No final de 1865 havia um impasse nos Estados Unidos. O país estava numa guerra civil sangrenta, a chamada Guerra de Secessão, onde o sul era escravocrata e o norte com o regime livre. Quem estava sentado na cadeira mais importante do mundo era o 16º presidente americano Abraham Lincoln que havia dois meses tomara posse do segundo mandato do cargo. Numa tentativa de solucionar esse problema que já se arrastara desde o seu primeiro mandato, Lincoln propôs e enviou pro senado e pra câmara dos deputados seu projeto da 13ª emenda à carta magna daquele país.

Aprovada pelo senado, era a vez da câmara votar essa polêmica emenda. O texto dizia que a partir dali a escravidão estaria abolida definitivamente em território americano. Os estados do sul logicamente foram os que mais se opuseram a essa proposta, pois eles eram altamente dependentes da mão de obra escrava e não sabiam lidar com outro tipo de regime. Por meios não muito coesos Lincoln conseguiu fazer com que a emenda fosse aprovada. Os deputados que a princípio eram contra, representantes do sul, mudaram de ideia quando a eles eram oferecidas algumas vantagens, seja em dinheiro, seja em cargos ou em favores. Eles foram coagidos a mudar seus votos em troca de algo.

Cerca de 150 anos depois essa prática ainda é vigente, ou seja, a política não evoluiu muito nesse tempo. Aqui no Brasil então isso parece mais um câncer em metástase e sempre que se acha que não pode piorar, há a desgraça.
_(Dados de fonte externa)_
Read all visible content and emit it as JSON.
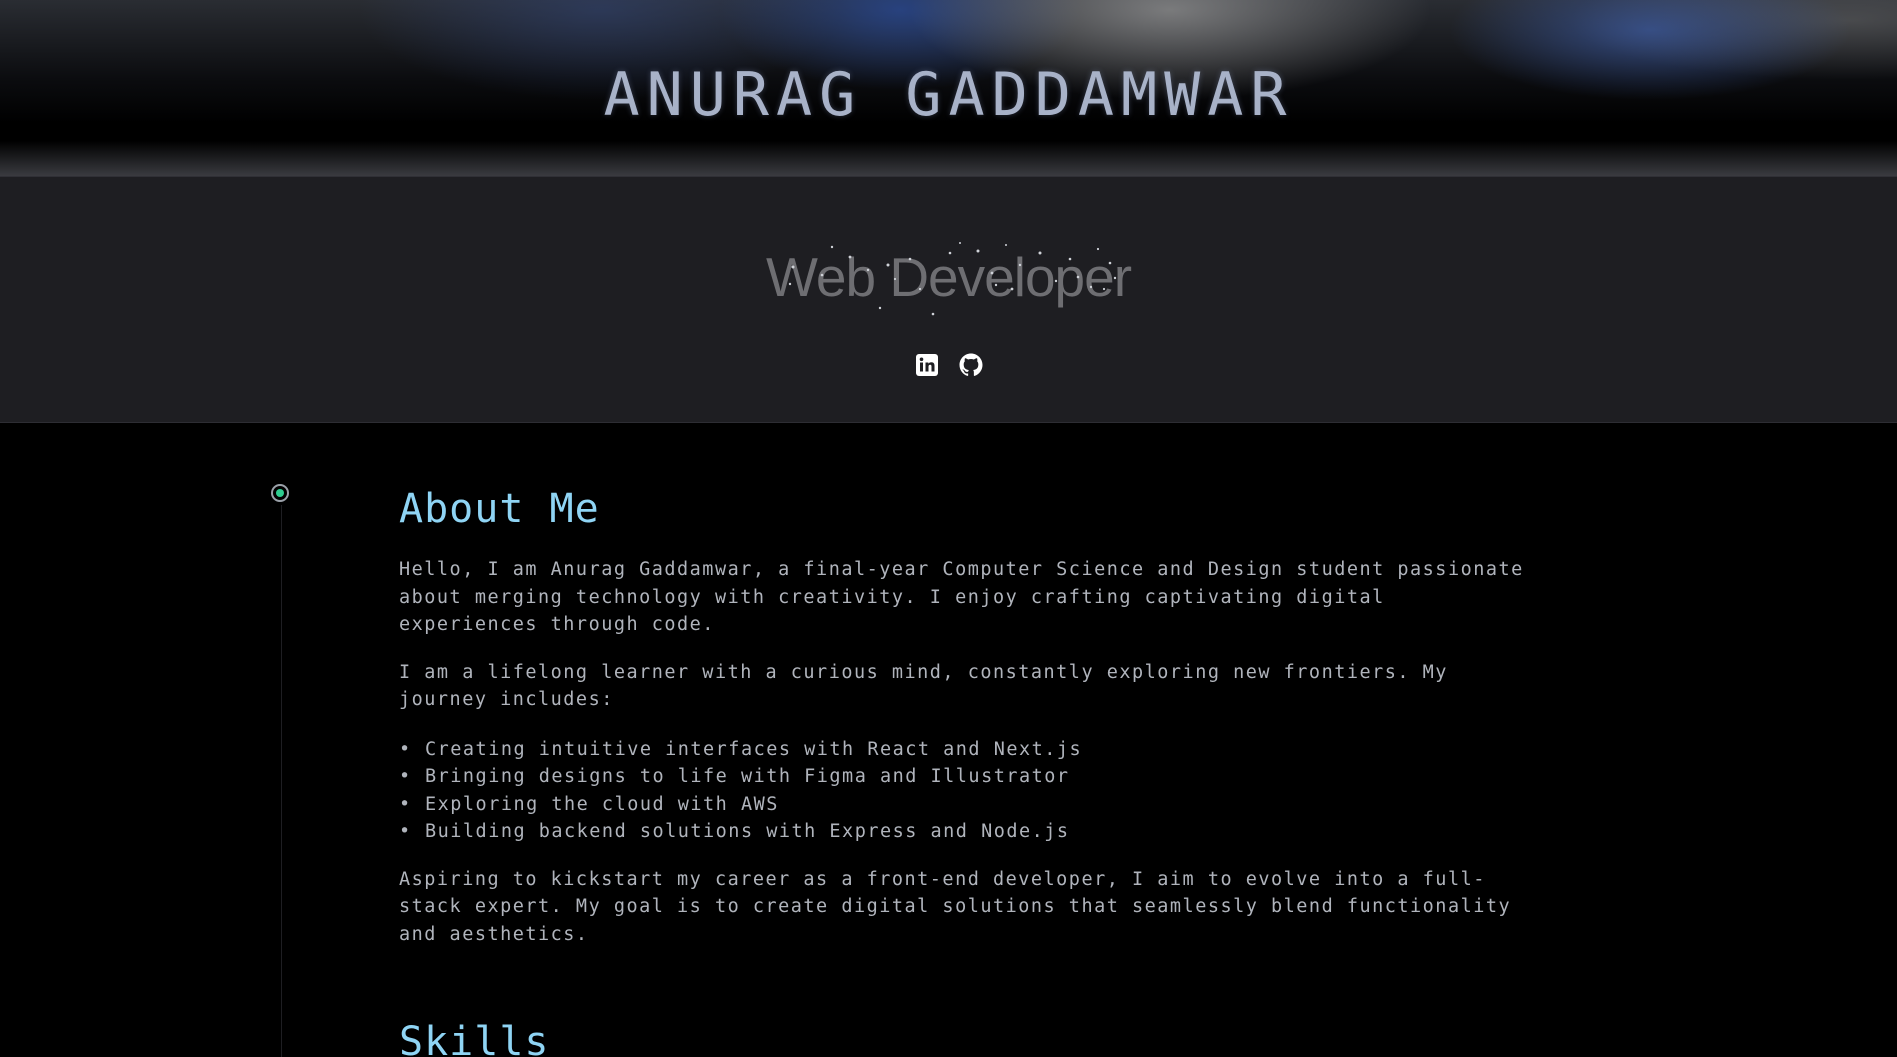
{
  "header": {
    "name": "ANURAG GADDAMWAR"
  },
  "hero": {
    "subtitle": "Web Developer",
    "social": [
      {
        "name": "linkedin-icon"
      },
      {
        "name": "github-icon"
      }
    ]
  },
  "about": {
    "heading": "About Me",
    "intro": "Hello, I am Anurag Gaddamwar, a final-year Computer Science and Design student passionate about merging technology with creativity. I enjoy crafting captivating digital experiences through code.",
    "journey_intro": "I am a lifelong learner with a curious mind, constantly exploring new frontiers. My journey includes:",
    "journey_items": [
      "Creating intuitive interfaces with React and Next.js",
      "Bringing designs to life with Figma and Illustrator",
      "Exploring the cloud with AWS",
      "Building backend solutions with Express and Node.js"
    ],
    "closing": "Aspiring to kickstart my career as a front-end developer, I aim to evolve into a full-stack expert. My goal is to create digital solutions that seamlessly blend functionality and aesthetics."
  },
  "skills": {
    "heading": "Skills"
  },
  "colors": {
    "accent": "#8fd4f4",
    "timeline_dot": "#2ecc8f",
    "body_text": "#b0b4bc",
    "hero_bg": "#1e1e22"
  }
}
A base aliada do governo pouco se lixa pro plano que esse traça pro país, só interessado no seu quinhão. Ninguém mais tem a consciência do que está fazendo quando se vê que pode tirar vantagem daquilo, principalmente pra enriquecer ainda mais. E quanto mais se aprova leis, mais brechas, mais lacunas são abertas pra que eles fiquem blindados.

Não estou defendendo o que Lincoln fez, mas dadas as circunstâncias, foi a única maneira dele defender a ideia encrustada na própria constituição americana de que a os estados Unidos era o país da liberdade. Foi pra defender a carta magna daquele país que ele se utilizou de meios escusos pra fazer valer o que estava escrito. Aquela velha história do escrever certo por linhas tortas. A guerra não acabou de imediato e pouco mais de dois meses depois de promulgada essa 13ª emenda, Lincoln foi assassinado.

Essa história está muito bem retratada no filme de Steven Spielberg com grande atuação de Daniel Day Lewis no papel do presidente. Tem uma frase quase no fim do filme que sintetiza tudo: “A maior medida do século XIX, aprovada com corrupção, apoiada e promovida pelo homem mais puro dos Estados Unidos”. Ao contrário dele, aqui ninguém põe a nação num grau de importância suprema. Nossos representantes não nos representam. Nada é feito diretamente direcionado ao povo brasileiro, não há interesse político em dar no mínimo o básico com qualidade.

Sempre digo que há uma lei que atravanca o progresso no nosso país. É a conhecida lei de Gérson que diz que o brasileiro quer levar vantagem em tudo. Que vantagem Lincoln levou ao corromper uma dezena de deputados? Estes sim tiveram uma vantagem. Entraram pra história e acho bem provável que a votação a favor da 13ª emenda sobressaiu ao gesto de serem corrompidos, ou seja, fizeram o bem pra nação. Se não fossem eles, seriam outros, mas a imposição da Casa Branca em acabar com a guerra e/ou a escravidão se daria de forma não muito diferente.


Anos levaram pra que um negro ou uma mulher pudessem votar, por exemplo. Cem anos depois os negros começaram a sua luta pra que esse ranço fosse apagado e a prova maior foi o Obama ter sentado na mesma cadeira que Lincoln. Eu não mudo o meu discurso de que um erro não justifica o outro, mas, depois de ter assistido ao filme, depende muito do fim pra que esse justifique os meios.